Microsoft has traditionally had more of a wall-and-cubicle culture than younger tech businesses. The renovated Redmond digs will have fewer private offices and more team-based space. The company plans to start moving in by 2023.

The PC revolution “digitized” paperwork. Instead of physical pages and folders sitting on a desk, office workers had digital documents and files sitting on a virtual desktop inside a computer. But these digital desktops didn’t sit inside a virtual office, one in which you easily could move around among other desktops and meet in conference rooms or common areas. There was no virtual water cooler to facilitate serendipitous encounters.

The pandemic is accelerating a “second digital transformation”: the creation of a virtual cloud-based office that connects the desktops, where employees will go to work, whether they’re present in the physical office or working remotely. It sounds like the digital version of the open-plan-office revolution – the walls around the individual’s virtual desktop are coming down. And, once again, software engineers are leading the way.

To research this article I spoke with 15 HR personnel and 8 IT personnel involved in this “second digital transformation”. All pretty much said every company is going to need to invest in a digital workspace for each employee.

NOTE: one of our digital media clients noted they are building a custom office in the cloud, loaded with proprietary digital whiteboarding and visual-conferencing tools, which will transcend space and time. If you want to know what happened in the virtual office last Tuesday, you can go back and replay the meetings.

The privacy implications of the virtual office make the lack of personal space in the open-plan office seem quaint. As Eric De Grasse, our Chief Technology Officer, noted last year in a post about “employee tracking in the age of WFH”, companies are employing keystroke tracking in these  virtual office so everything can be tracked. In the early 1990s key cards became ubiquitous which meant the company could know when you were in the building and when you weren’t. In a virtual workspace, it will know almost everything you do at work.

A worker bill of rights? In your dreams. Neither the new California Consumer Privacy Act (or its sister, the new Virginia Privacy Act) address any of these tech developments. Nor does Europe’s much revered new General Data Protection Regulation. All are quickly becoming “unfit for purpose”. No surprise, really. It always takes the law years to figure out how to ref the game – and then the goalposts move.

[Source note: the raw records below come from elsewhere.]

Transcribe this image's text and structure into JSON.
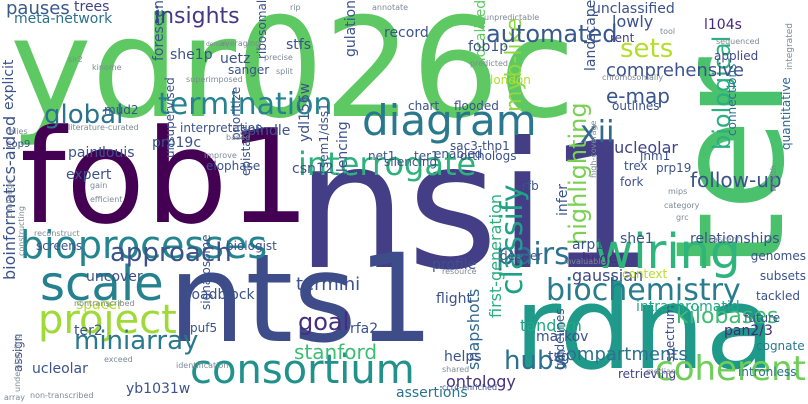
{
  "cloud": {
    "words": [
      {
        "text": "ydr026c",
        "color": "#5ec962"
      },
      {
        "text": "nsi1",
        "color": "#433e85"
      },
      {
        "text": "fob1",
        "color": "#440154"
      },
      {
        "text": "ter",
        "color": "#4ac16d"
      },
      {
        "text": "rdna",
        "color": "#1f9a8a"
      },
      {
        "text": "nts1",
        "color": "#3e4c8a"
      },
      {
        "text": "diagram",
        "color": "#2a788e"
      },
      {
        "text": "bioprocesses",
        "color": "#25858e"
      },
      {
        "text": "consortium",
        "color": "#21918c"
      },
      {
        "text": "wiring",
        "color": "#2fb47c"
      },
      {
        "text": "interrogate",
        "color": "#2db27d"
      },
      {
        "text": "termination",
        "color": "#26828e"
      },
      {
        "text": "scale",
        "color": "#26818e"
      },
      {
        "text": "project",
        "color": "#a0da39"
      },
      {
        "text": "biochemistry",
        "color": "#287c8e"
      },
      {
        "text": "coherent",
        "color": "#6ece58"
      },
      {
        "text": "approach",
        "color": "#3b528b"
      },
      {
        "text": "pairs",
        "color": "#2c728e"
      },
      {
        "text": "classify",
        "color": "#1fa187"
      },
      {
        "text": "highlighting",
        "color": "#7ad151"
      },
      {
        "text": "biological",
        "color": "#2ab07f"
      },
      {
        "text": "xii",
        "color": "#31688e"
      },
      {
        "text": "miniarray",
        "color": "#2a788e"
      },
      {
        "text": "myb-like",
        "color": "#8fd744"
      },
      {
        "text": "global",
        "color": "#2c728e"
      },
      {
        "text": "kilobases",
        "color": "#3fbc73"
      },
      {
        "text": "hubs",
        "color": "#2c728e"
      },
      {
        "text": "sets",
        "color": "#b5de2b"
      },
      {
        "text": "stanford",
        "color": "#3dbc74"
      },
      {
        "text": "goal",
        "color": "#472d7b"
      },
      {
        "text": "e-map",
        "color": "#39568c"
      },
      {
        "text": "nucleolar",
        "color": "#414487"
      },
      {
        "text": "follow-up",
        "color": "#3b528b"
      },
      {
        "text": "comprehensive",
        "color": "#3b528b"
      },
      {
        "text": "automated",
        "color": "#38598c"
      },
      {
        "text": "insights",
        "color": "#443983"
      },
      {
        "text": "termini",
        "color": "#3b528b"
      },
      {
        "text": "tandem",
        "color": "#22a785"
      },
      {
        "text": "compartments",
        "color": "#2c728e"
      },
      {
        "text": "gaussian",
        "color": "#3e4989"
      },
      {
        "text": "ontology",
        "color": "#46327e"
      },
      {
        "text": "snapshots",
        "color": "#31688e"
      },
      {
        "text": "first-generation",
        "color": "#29af7f"
      },
      {
        "text": "meta-network",
        "color": "#2c728e"
      },
      {
        "text": "pauses",
        "color": "#38598c"
      },
      {
        "text": "trees",
        "color": "#414487"
      },
      {
        "text": "lowly",
        "color": "#3b528b"
      },
      {
        "text": "unclassified",
        "color": "#3b528b"
      },
      {
        "text": "l104s",
        "color": "#482878"
      },
      {
        "text": "applied",
        "color": "#3f4788"
      },
      {
        "text": "rent",
        "color": "#433e85"
      },
      {
        "text": "tool",
        "color": "#7e8a96"
      },
      {
        "text": "sequenced",
        "color": "#7e8a96"
      },
      {
        "text": "integrated",
        "color": "#7e8a96"
      },
      {
        "text": "quantitative",
        "color": "#31688e"
      },
      {
        "text": "connections",
        "color": "#2c728e"
      },
      {
        "text": "relationships",
        "color": "#3b528b"
      },
      {
        "text": "genomes",
        "color": "#3b528b"
      },
      {
        "text": "subsets",
        "color": "#3b528b"
      },
      {
        "text": "tackled",
        "color": "#3b528b"
      },
      {
        "text": "future",
        "color": "#3b528b"
      },
      {
        "text": "pan2/3",
        "color": "#482878"
      },
      {
        "text": "cognate",
        "color": "#2a788e"
      },
      {
        "text": "intronless",
        "color": "#2c728e"
      },
      {
        "text": "retrieving",
        "color": "#414487"
      },
      {
        "text": "spectrum",
        "color": "#3e4989"
      },
      {
        "text": "median",
        "color": "#7e8a96"
      },
      {
        "text": "ccr4-enriched",
        "color": "#3b528b"
      },
      {
        "text": "shared",
        "color": "#7e8a96"
      },
      {
        "text": "assertions",
        "color": "#2c728e"
      },
      {
        "text": "helps",
        "color": "#3b528b"
      },
      {
        "text": "rfa2",
        "color": "#3b528b"
      },
      {
        "text": "markov",
        "color": "#3b528b"
      },
      {
        "text": "tsg",
        "color": "#3b528b"
      },
      {
        "text": "intrachromatid",
        "color": "#22a785"
      },
      {
        "text": "context",
        "color": "#b5de2b"
      },
      {
        "text": "arp1",
        "color": "#3b528b"
      },
      {
        "text": "huge",
        "color": "#472d7b"
      },
      {
        "text": "she1",
        "color": "#3b528b"
      },
      {
        "text": "infer",
        "color": "#3b528b"
      },
      {
        "text": "ter1",
        "color": "#3b528b"
      },
      {
        "text": "profile",
        "color": "#3b528b"
      },
      {
        "text": "resource",
        "color": "#7e8a96"
      },
      {
        "text": "enabled",
        "color": "#3b528b"
      },
      {
        "text": "orthologs",
        "color": "#3b528b"
      },
      {
        "text": "rfb",
        "color": "#3b528b"
      },
      {
        "text": "fork",
        "color": "#3b528b"
      },
      {
        "text": "trex",
        "color": "#3b528b"
      },
      {
        "text": "jnm1",
        "color": "#3b528b"
      },
      {
        "text": "prp19",
        "color": "#3b528b"
      },
      {
        "text": "mips",
        "color": "#7e8a96"
      },
      {
        "text": "category",
        "color": "#7e8a96"
      },
      {
        "text": "nascent",
        "color": "#7e8a96"
      },
      {
        "text": "grc",
        "color": "#7e8a96"
      },
      {
        "text": "wealth",
        "color": "#7e8a96"
      },
      {
        "text": "flight",
        "color": "#3b528b"
      },
      {
        "text": "silencing",
        "color": "#3b528b"
      },
      {
        "text": "sac3-thp1",
        "color": "#3b528b"
      },
      {
        "text": "net1",
        "color": "#3b528b"
      },
      {
        "text": "csn12",
        "color": "#3b528b"
      },
      {
        "text": "flooded",
        "color": "#3b528b"
      },
      {
        "text": "chart",
        "color": "#3b528b"
      },
      {
        "text": "unlocalized",
        "color": "#5ec962"
      },
      {
        "text": "london",
        "color": "#b5de2b"
      },
      {
        "text": "outlines",
        "color": "#3b528b"
      },
      {
        "text": "fob1p",
        "color": "#3b528b"
      },
      {
        "text": "landscape",
        "color": "#3b528b"
      },
      {
        "text": "record",
        "color": "#3b528b"
      },
      {
        "text": "gulation",
        "color": "#3b528b"
      },
      {
        "text": "stfs",
        "color": "#3b528b"
      },
      {
        "text": "ribosomal",
        "color": "#3b528b"
      },
      {
        "text": "uetz",
        "color": "#3b528b"
      },
      {
        "text": "sanger",
        "color": "#3b528b"
      },
      {
        "text": "she1p",
        "color": "#3b528b"
      },
      {
        "text": "foreseen",
        "color": "#3b528b"
      },
      {
        "text": "interpretation",
        "color": "#3b528b"
      },
      {
        "text": "spindle",
        "color": "#3b528b"
      },
      {
        "text": "prp19c",
        "color": "#3b528b"
      },
      {
        "text": "louis",
        "color": "#3b528b"
      },
      {
        "text": "paint",
        "color": "#3b528b"
      },
      {
        "text": "expert",
        "color": "#3b528b"
      },
      {
        "text": "elophase",
        "color": "#3b528b"
      },
      {
        "text": "prioritize",
        "color": "#3b528b"
      },
      {
        "text": "ydl156w",
        "color": "#3b528b"
      },
      {
        "text": "epistatic",
        "color": "#3b528b"
      },
      {
        "text": "unsupervised",
        "color": "#3b528b"
      },
      {
        "text": "uncover",
        "color": "#3b528b"
      },
      {
        "text": "spacer",
        "color": "#b5de2b"
      },
      {
        "text": "ter2",
        "color": "#3b528b"
      },
      {
        "text": "screens",
        "color": "#3b528b"
      },
      {
        "text": "biologist",
        "color": "#3b528b"
      },
      {
        "text": "roadblock",
        "color": "#3b528b"
      },
      {
        "text": "signalosome",
        "color": "#3b528b"
      },
      {
        "text": "puf5",
        "color": "#3b528b"
      },
      {
        "text": "ucleolar",
        "color": "#3b528b"
      },
      {
        "text": "ilencing",
        "color": "#3b528b"
      },
      {
        "text": "sem1/dss1",
        "color": "#3b528b"
      },
      {
        "text": "bioinformatics-aided",
        "color": "#3b528b"
      },
      {
        "text": "explicit",
        "color": "#3b528b"
      },
      {
        "text": "assign",
        "color": "#3b528b"
      },
      {
        "text": "yb1031w",
        "color": "#3b528b"
      },
      {
        "text": "constructing",
        "color": "#7e8a96"
      },
      {
        "text": "mud2",
        "color": "#3b528b"
      },
      {
        "text": "cop9",
        "color": "#3b528b"
      },
      {
        "text": "relies",
        "color": "#7e8a96"
      },
      {
        "text": "kinome",
        "color": "#7e8a96"
      },
      {
        "text": "sir2",
        "color": "#7e8a96"
      },
      {
        "text": "literature-curated",
        "color": "#7e8a96"
      },
      {
        "text": "superimposed",
        "color": "#7e8a96"
      },
      {
        "text": "averaging",
        "color": "#7e8a96"
      },
      {
        "text": "precise",
        "color": "#7e8a96"
      },
      {
        "text": "split",
        "color": "#7e8a96"
      },
      {
        "text": "densely",
        "color": "#7e8a96"
      },
      {
        "text": "rip",
        "color": "#7e8a96"
      },
      {
        "text": "annotate",
        "color": "#7e8a96"
      },
      {
        "text": "unpredictable",
        "color": "#7e8a96"
      },
      {
        "text": "predicted",
        "color": "#7e8a96"
      },
      {
        "text": "chromosomally",
        "color": "#7e8a96"
      },
      {
        "text": "high-coverage",
        "color": "#7e8a96"
      },
      {
        "text": "improve",
        "color": "#7e8a96"
      },
      {
        "text": "based",
        "color": "#7e8a96"
      },
      {
        "text": "efficient",
        "color": "#7e8a96"
      },
      {
        "text": "challenge",
        "color": "#7e8a96"
      },
      {
        "text": "gain",
        "color": "#7e8a96"
      },
      {
        "text": "reconstruct",
        "color": "#7e8a96"
      },
      {
        "text": "nontranscribed",
        "color": "#7e8a96"
      },
      {
        "text": "deeper",
        "color": "#3b528b"
      },
      {
        "text": "invaluable",
        "color": "#7e8a96"
      },
      {
        "text": "understanding",
        "color": "#7e8a96"
      },
      {
        "text": "identification",
        "color": "#7e8a96"
      },
      {
        "text": "exceed",
        "color": "#7e8a96"
      },
      {
        "text": "non-transcribed",
        "color": "#7e8a96"
      },
      {
        "text": "array",
        "color": "#7e8a96"
      },
      {
        "text": "guidelines",
        "color": "#3b528b"
      }
    ]
  }
}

One big thing did keep popping up during my research and that was that it’s becoming clear socializing … IRL in some manifestation … is important to people’s productivity, as well as career outlook and development opportunities. Almost all workers seem to want to return to an office in the future, even if not full-time. Here at Project Counsel Media we still have our monthly team meetings on-site in the Brussels and Paris offices. It works wonders. 

And what is even clearer … beyond continued job market uncertainty, benefits focused on child care and mental health, and the proliferation of sanitized plexiglass … is that the companies that are going to succeed at this transformation are the ones bringing in “a village” to determine what’s best: human resources advisers, workplace designers, technology experts, employment lawyers and compensation analysts. To bring back some “normalcy” while returning people to workplaces that may never be the same.